I’m not sure I’ve ever been more depressed about the state of the American union than after watching yesterday’s Super Bowl.
I mean, even in its best years, the Super Bowl is an excuse to trot out jingoistic, patriotic propaganda, and for Corporate America to pretend it’s a force for good. But this year? This year was just too much. This year was THE WORST.
I’m not even sure where to begin. I guess with the pregame ceremony, in which Roger Goodell and Colin Powell read the Declaration of Independence to us for some reason?
Because of how it’s Ronald Reagan’s birthday, maybe? Or maybe the NFL just thought we had all forgotten about the Declaration of Independence and took it upon themselves to remind us that it’s important? And thank God the NFL knows that the Declaration of Independence is MUCH more powerful when it’s read to us by DeMarcus Ware, and also some dude in front of a John Deere tractor; because if they didn’t know that, who would? And hey, look, it’s the Golden Gate Bridge! Amber waves of grain! Oh my God, I’m going to have an America-gasm.
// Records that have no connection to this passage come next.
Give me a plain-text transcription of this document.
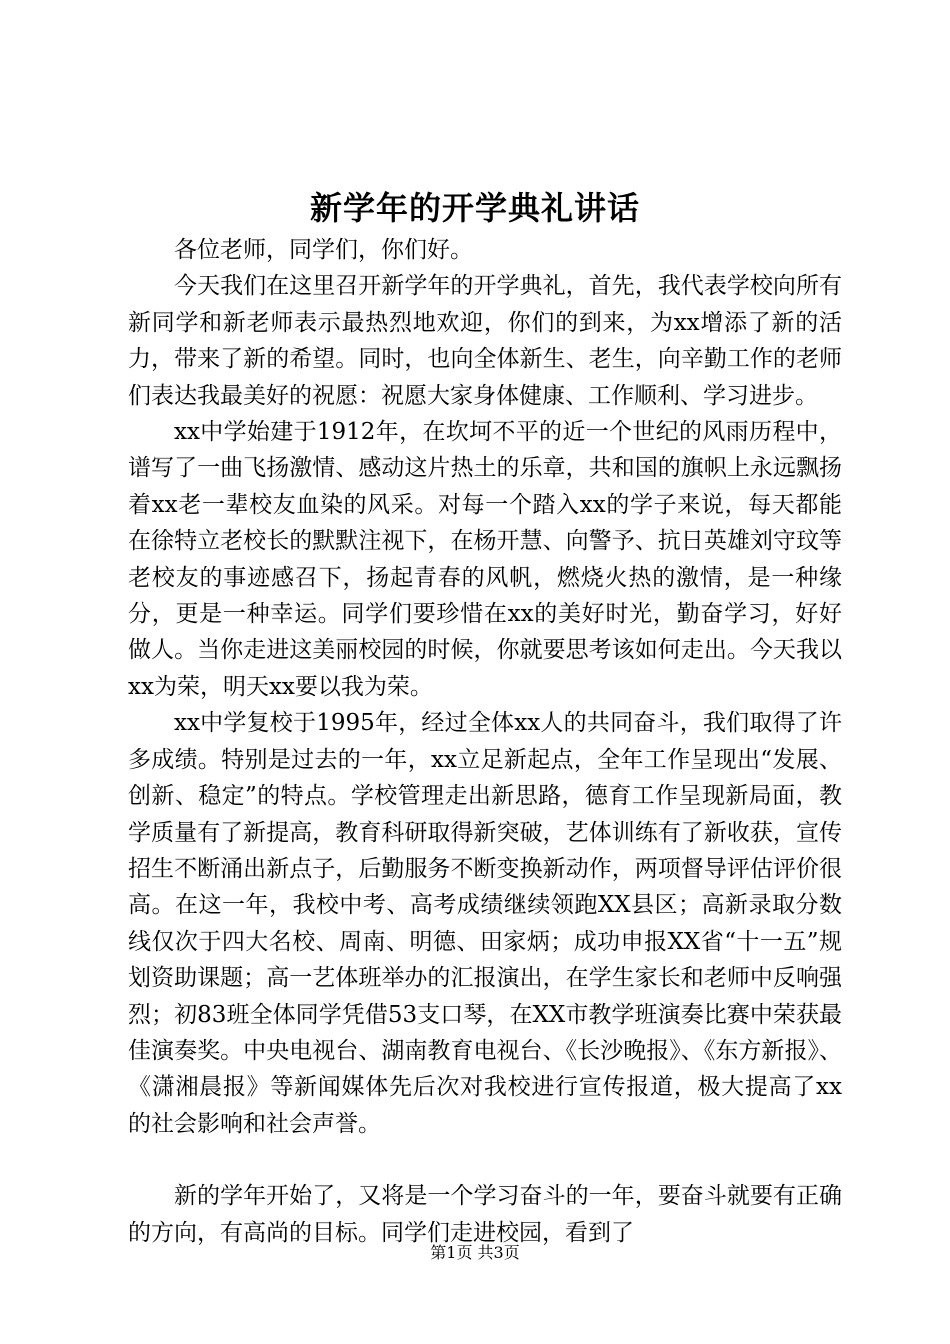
新学年的开学典礼讲话

各位老师，同学们，你们好。

今天我们在这里召开新学年的开学典礼，首先，我代表学校向所有新同学和新老师表示最热烈地欢迎，你们的到来，为xx增添了新的活力，带来了新的希望。同时，也向全体新生、老生，向辛勤工作的老师们表达我最美好的祝愿：祝愿大家身体健康、工作顺利、学习进步。

xx中学始建于1912年，在坎坷不平的近一个世纪的风雨历程中，谱写了一曲飞扬激情、感动这片热土的乐章，共和国的旗帜上永远飘扬着xx老一辈校友血染的风采。对每一个踏入xx的学子来说，每天都能在徐特立老校长的默默注视下，在杨开慧、向警予、抗日英雄刘守玟等老校友的事迹感召下，扬起青春的风帆，燃烧火热的激情，是一种缘分，更是一种幸运。同学们要珍惜在xx的美好时光，勤奋学习，好好做人。当你走进这美丽校园的时候，你就要思考该如何走出。今天我以xx为荣，明天xx要以我为荣。

xx中学复校于1995年，经过全体xx人的共同奋斗，我们取得了许多成绩。特别是过去的一年，xx立足新起点，全年工作呈现出“发展、创新、稳定”的特点。学校管理走出新思路，德育工作呈现新局面，教学质量有了新提高，教育科研取得新突破，艺体训练有了新收获，宣传招生不断涌出新点子，后勤服务不断变换新动作，两项督导评估评价很高。在这一年，我校中考、高考成绩继续领跑XX县区；高新录取分数线仅次于四大名校、周南、明德、田家炳；成功申报XX省“十一五”规划资助课题；高一艺体班举办的汇报演出，在学生家长和老师中反响强烈；初83班全体同学凭借53支口琴，在XX市教学班演奏比赛中荣获最佳演奏奖。中央电视台、湖南教育电视台、《长沙晚报》、《东方新报》、《潇湘晨报》等新闻媒体先后次对我校进行宣传报道，极大提高了xx的社会影响和社会声誉。

新的学年开始了，又将是一个学习奋斗的一年，要奋斗就要有正确的方向，有高尚的目标。同学们走进校园，看到了

第1页 共3页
Luckily, in case the clip above didn’t fully illustrate that the NFL and America are basically the same thing, Michael Douglas came around a little later to remind us.
Hi, Bono! Do you guys remember when, after 9/11, Bono reminded us that it’s OK to hope again at halftime of the Super Bowl? Or was it that Rudy Giuliani reminded us that it was OK to laugh again? I can’t remember.
Why, why, why must the Super Bowl be inexorably linked to 9/11, war and our worst patriotic instincts? Why must we endure the national anthem AND America the Beautiful? What does a terrorist crashing planes into buildings have to do with a rapist throwing a key interception? Nothing. But the NFL has wrapped itself in the flag tighter than Sarah Palin could ever dream of, and uses allusions to all things USA as cheap association marketing. We love America, so we love football. We love football, so we love America. Gross.
This is one of the reasons I can never truly get behind the NFL in the same way that I can baseball. Although MLB pulls this same crap a lot of the time, they do it in a less oppressive, less aggressive way. There’s something decidedly red-state about the way the NFL packages itself, and it makes me queasy.
Don’t get me wrong — I love the Super Bowl. The games have been good the last decade or so, and it’s a fun excuse to get drunk and eat a lot, but it’s not a national holiday. It’s not the fourth of July. Stop treating it as such.
Anyway, the bullshit patriotism was only one of several things that made the Super Bowl telecast a disgrace (and I’m not even including Joe Buck in this list). Let’s talk about the halftime show, shall we?
/indecipherable wail of agony
With all respect to the list Stereogum compiled last week, this was far and away the worst Super Bowl halftime show of all time. Worse than Up With People. Worse than the Indiana Jones stunt show. Worse than Britney Spears. Worse than anything. This was the worst thing of our lives.
The Black-Eyed Peas, in all their corporate, prefab glory, managed to kill “Sweet Child o’ Mine.” It’s dead. We can’t enjoy it anymore. Then, they managed to kill Dirty Dancing. I hope there’s no afterlife, because I don’t want Patrick Swayze to have been exposed to that in any form.
The Black-Eyed Peas are a fucking disgrace. Let’s move on…
…to the commercials!
The greatest trick the devil ever pulled is persuading us that Super Bowl ads are an event. That we need to watch the commercials online before they air. That we need to rank them to see which advertisement America loved best.
A handful of truly inspired commercials (still commercials, though, mind you) in the ’80s and ’90s — the famous Mac ad, the Michael J. Fox Pepsi ad — have fooled us into thinking that Super Bowl commercials are somehow special and more worthy than regular commercials. They are not.
The ads have grown more pandering and base over the years, to the point that in 2011 we’re basically looking at ads featuring cute animals, cute toddlers and kick-to-the-crotch slapstick comedy. Of the USA Today Ad Meter’s top ten ads from last night, five feature animals, one features an adorable tyke, and one features slapstick comedy (including a pie to the face). The other three are simply dumb (another recurring theme). And there are plenty more of all three tropes further down the list.
And people really do love this nonsense. I watched the game among 20- and 30-somethings in a bar in Chicago, a metropolitan, liberal-leaning city, and people think this shit is hilarious. They love it when babies talk, when guys get hit in the balls, and when Adam Sandler uses funny voices. Patrons of this particular bar cracked up consistently and often.
The combination of everything involved in this spectacle: the rah-rah American bullshit, the commercials, the “music,” and yes, Joe Buck, conspired to make me wake up today loathing humanity. Even though I managed to successfully avoid 99% of the pre-game hype these last two weeks, after having this putrid witches’ brew shoved down our throats last night, I’m fucking ready for baseball season.